- Founded: 1979
- Status: Defunct
- Distributor: RCA (1980-82)
- Country of origin: UK

= Cheapskate Records =

British record label

Cheapskate Records was a record label established by Slade bassist Jim Lea and his brother Frank Lea in 1979. It was active until 1982, however was later briefly revived for the release of three Slade singles in 1987–88. Aside from Slade, some of the artists on the label were The Dummies, The Ska-Dows, Sue Wilkinson, Roy Wood, Tich Turner's Escalator, Malcolm Roberts, Top Secret and The Glitter Band.

==History==
Cheapskate Records was originally created to release a one-off single by The Dummies, a musical project formed by Jim Lea of Slade and his brother Frank. After recording a demo version of Slade's "When the Lights Are Out" in 1978, a major record label expressed interest in releasing the song, but insisted a proper recording be made. This was done in 1979, however the label then opted not to release it, prompting the Leas to form Cheapskate. Frank wanted to prove that any independent label, with the right promotion and distribution, could release a hit single and "When the Lights Are Out" surfaced in December 1979. The song achieved extensive radio play, but suffered from distribution problems.

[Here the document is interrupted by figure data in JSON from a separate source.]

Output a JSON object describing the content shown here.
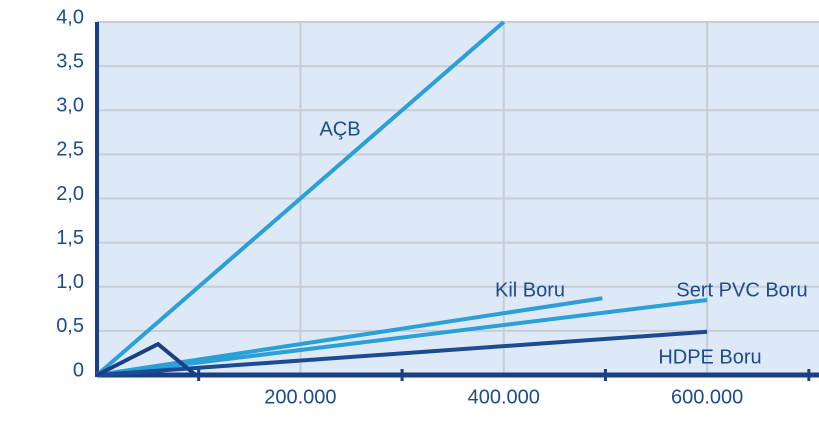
{
  "chart_data": {
    "type": "line",
    "xlim": [
      0,
      710000
    ],
    "ylim": [
      0,
      4
    ],
    "xticks": [
      {
        "value": 200000,
        "label": "200.000"
      },
      {
        "value": 400000,
        "label": "400.000"
      },
      {
        "value": 600000,
        "label": "600.000"
      }
    ],
    "xminorticks": [
      100000,
      300000,
      500000,
      700000
    ],
    "yticks": [
      0,
      {
        "value": 0.5,
        "label": "0,5"
      },
      {
        "value": 1,
        "label": "1,0"
      },
      {
        "value": 1.5,
        "label": "1,5"
      },
      {
        "value": 2,
        "label": "2,0"
      },
      {
        "value": 2.5,
        "label": "2,5"
      },
      {
        "value": 3,
        "label": "3,0"
      },
      {
        "value": 3.5,
        "label": "3,5"
      },
      {
        "value": 4,
        "label": "4,0"
      }
    ],
    "grid": true,
    "series": [
      {
        "name": "AÇB",
        "color": "#2a9fd8",
        "x": [
          0,
          400000
        ],
        "values": [
          0,
          4
        ]
      },
      {
        "name": "Kil Boru",
        "color": "#2a9fd8",
        "x": [
          0,
          497000
        ],
        "values": [
          0,
          0.87
        ]
      },
      {
        "name": "Sert PVC Boru",
        "color": "#2a9fd8",
        "x": [
          0,
          600000
        ],
        "values": [
          0,
          0.85
        ]
      },
      {
        "name": "HDPE Boru",
        "color": "#1b4b91",
        "x": [
          0,
          600000
        ],
        "values": [
          0,
          0.49
        ]
      },
      {
        "color": "#1b3f85",
        "x": [
          0,
          60000,
          97000
        ],
        "values": [
          0,
          0.35,
          0
        ]
      }
    ]
  }
}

In 1980, the Leas decided to continue the label to release other artists' recordings, and Slade's manager Chas Chandler joined the team during this time. Frank Lea handled the label's business and management, while Jim was considered the "musical man" and Chandler the "money man". The first release following the Dummies was the Ska-Dows' single "Apache", released in June 1980. The following single, "You Gotta Be a Hustler If You Wanna Get On" by Sue Wilkinson, was the label's first chart entry, reaching No. 25 in the UK. The Dummies' "Didn't You Use to Use to Be You?" followed in August 1980. Like their debut, the single generated much airplay and was expected to become a big hit after being placed on BBC Radio 1's 'A' playlist, but suffered distribution issues.

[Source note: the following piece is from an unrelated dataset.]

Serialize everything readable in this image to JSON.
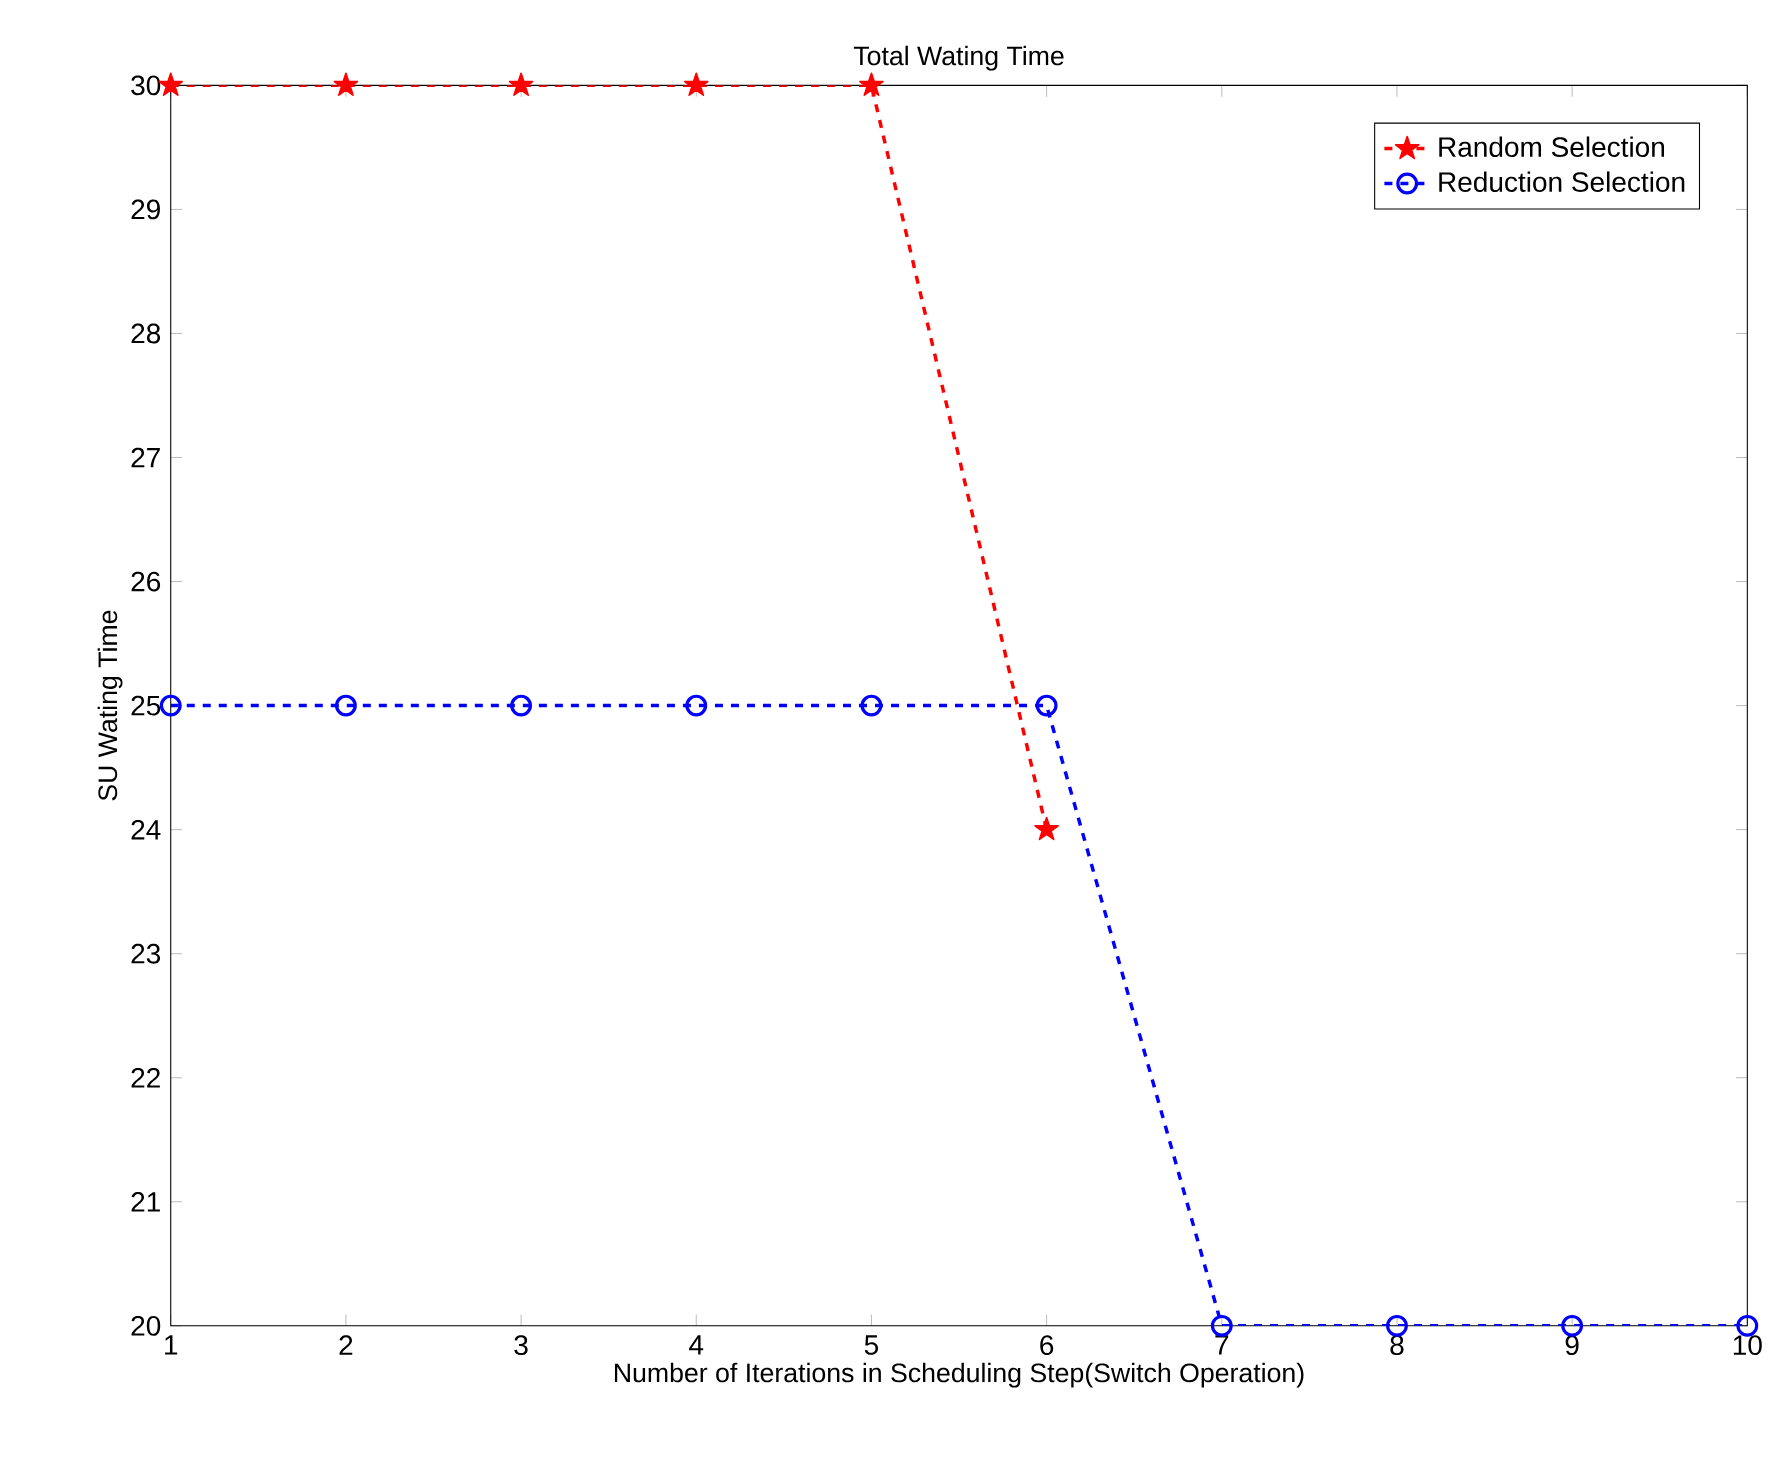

With Slade having suffered a period of low popularity since the mid-1970s, the band also signed to the label in 1980. Their debut on Cheapskate was the extended play Alive at Reading, recorded at the band's comeback gig at the 1980 Reading Festival. It reached No. 44 in the UK. The label also released the debut single of Roy Wood's Helicopters in October that year, although it failed to chart. The label's biggest charting success was Slade's "We'll Bring the House Down", which was released in January 1981 and reached No. 10. Cheapskate also released the band's album of the same name that year, which reached No. 25, along with the single "Wheels Ain't Coming Down", which peaked at No. 60.

In late 1981, disagreements between Chandler and Frank Lea resulted in Lea selling his share of the label and forming the independent Speed Records. Chandler continued Cheapskate until 1982, with the final release being The Glitter Band's "Heartbeat to Heartache", released in October 1982. The label was later briefly revived by the Leas in 1987-88 after RCA dropped Slade. It was used for the release of three of the band's singles; "You Boyz Make Big Noize" (UK No. 94), "We Won't Give In" (UK No. 121) and "Let's Dance".